Factories encouraged to build up, not out
Ministry of Natural Resources' program pushes more efficient industrial land use
By LI MENGHAN | China Daily | Updated: 2026-06-25 08:57
This national strategy finds concrete expression in the city of Maanshan's Bowang district. Since the 1980s, small workshops and micro enterprises producing blades, dies and machine-tool accessories have clustered there. By the late 2000s, however, the developed area had become saturated. Scattered plots — many occupied by aging single-story plants with a plot ratio of barely 0.4, compared with more than 1.0 in modern industrial parks — left little room for expansion.
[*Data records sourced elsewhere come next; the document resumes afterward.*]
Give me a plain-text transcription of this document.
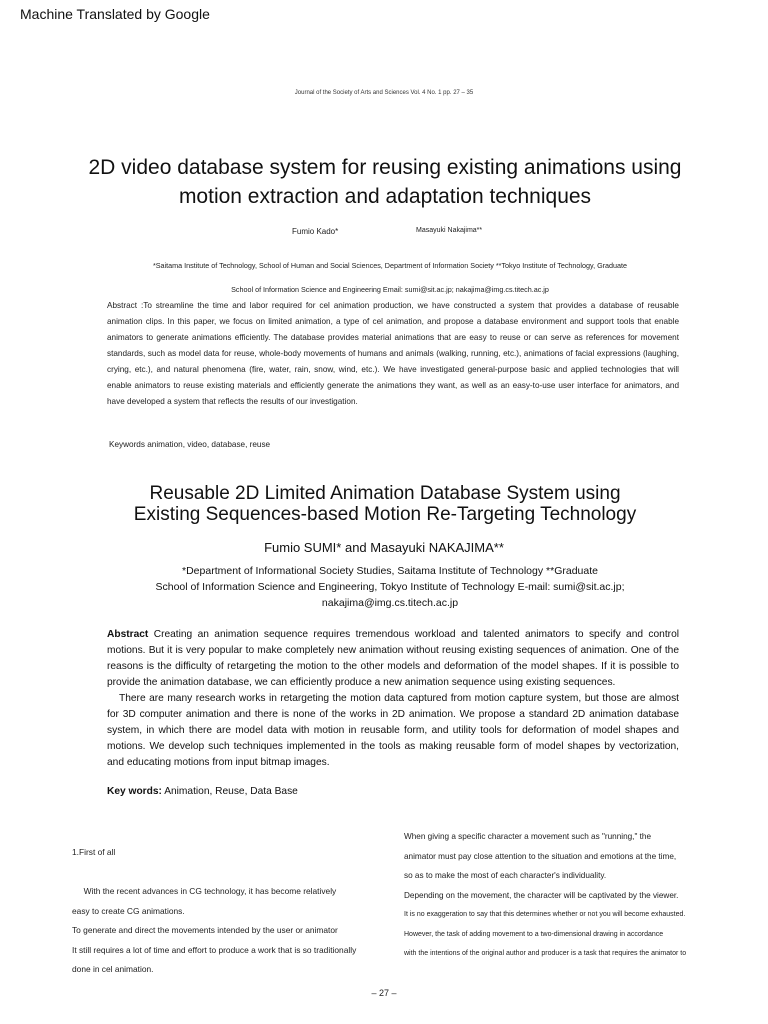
Machine Translated by Google
Journal of the Society of Arts and Sciences Vol. 4 No. 1 pp. 27 – 35
2D video database system for reusing existing animations using
motion extraction and adaptation techniques
Fumio Kado*	Masayuki Nakajima**
*Saitama Institute of Technology, School of Human and Social Sciences, Department of Information Society **Tokyo Institute of Technology, Graduate
School of Information Science and Engineering Email: sumi@sit.ac.jp; nakajima@img.cs.titech.ac.jp
Abstract :To streamline the time and labor required for cel animation production, we have constructed a system that provides a database of reusable animation clips. In this paper, we focus on limited animation, a type of cel animation, and propose a database environment and support tools that enable animators to generate animations efficiently. The database provides material animations that are easy to reuse or can serve as references for movement standards, such as model data for reuse, whole-body movements of humans and animals (walking, running, etc.), animations of facial expressions (laughing, crying, etc.), and natural phenomena (fire, water, rain, snow, wind, etc.). We have investigated general-purpose basic and applied technologies that will enable animators to reuse existing materials and efficiently generate the animations they want, as well as an easy-to-use user interface for animators, and have developed a system that reflects the results of our investigation.
Keywords animation, video, database, reuse
Reusable 2D Limited Animation Database System using
Existing Sequences-based Motion Re-Targeting Technology
Fumio SUMI* and Masayuki NAKAJIMA**
*Department of Informational Society Studies, Saitama Institute of Technology **Graduate
School of Information Science and Engineering, Tokyo Institute of Technology E-mail: sumi@sit.ac.jp;
nakajima@img.cs.titech.ac.jp
Abstract Creating an animation sequence requires tremendous workload and talented animators to specify and control motions. But it is very popular to make completely new animation without reusing existing sequences of animation. One of the reasons is the difficulty of retargeting the motion to the other models and deformation of the model shapes. If it is possible to provide the animation database, we can efficiently produce a new animation sequence using existing sequences.
There are many research works in retargeting the motion data captured from motion capture system, but those are almost for 3D computer animation and there is none of the works in 2D animation. We propose a standard 2D animation database system, in which there are model data with motion in reusable form, and utility tools for deformation of model shapes and motions. We develop such techniques implemented in the tools as making reusable form of model shapes by vectorization, and educating motions from input bitmap images.
Key words: Animation, Reuse, Data Base
1.First of all
With the recent advances in CG technology, it has become relatively
easy to create CG animations.
To generate and direct the movements intended by the user or animator
It still requires a lot of time and effort to produce a work that is so traditionally
done in cel animation.
When giving a specific character a movement such as "running," the
animator must pay close attention to the situation and emotions at the time,
so as to make the most of each character's individuality.
Depending on the movement, the character will be captivated by the viewer.
It is no exaggeration to say that this determines whether or not you will become exhausted.
However, the task of adding movement to a two-dimensional drawing in accordance
with the intentions of the original author and producer is a task that requires the animator to
– 27 –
"We have little space for enlarging the development zone," said Chen Puwen, head of the Bowang division of the Maanshan Natural Resources and Planning Bureau. "If we wanted to keep traditional industry viable and bring in emerging industries, we had to look inward — consolidate fragmented lots, raise density and reallocate resources."
Bowang introduced a performance-based enterprise evaluation system for land allocation in 2018. Firms are assessed annually on land-output value, tax contribution, energy intensity, environmental compliance and workplace safety. Top performers receive priority when consolidated land becomes available. Lower-ranked firms are not forcibly removed; instead, they are relocated to standardized multistory plants, each occupying around five hectares, freeing original plots for higher-intensity use.
"The biggest hurdle in such consolidation efforts remains funding," Chen said.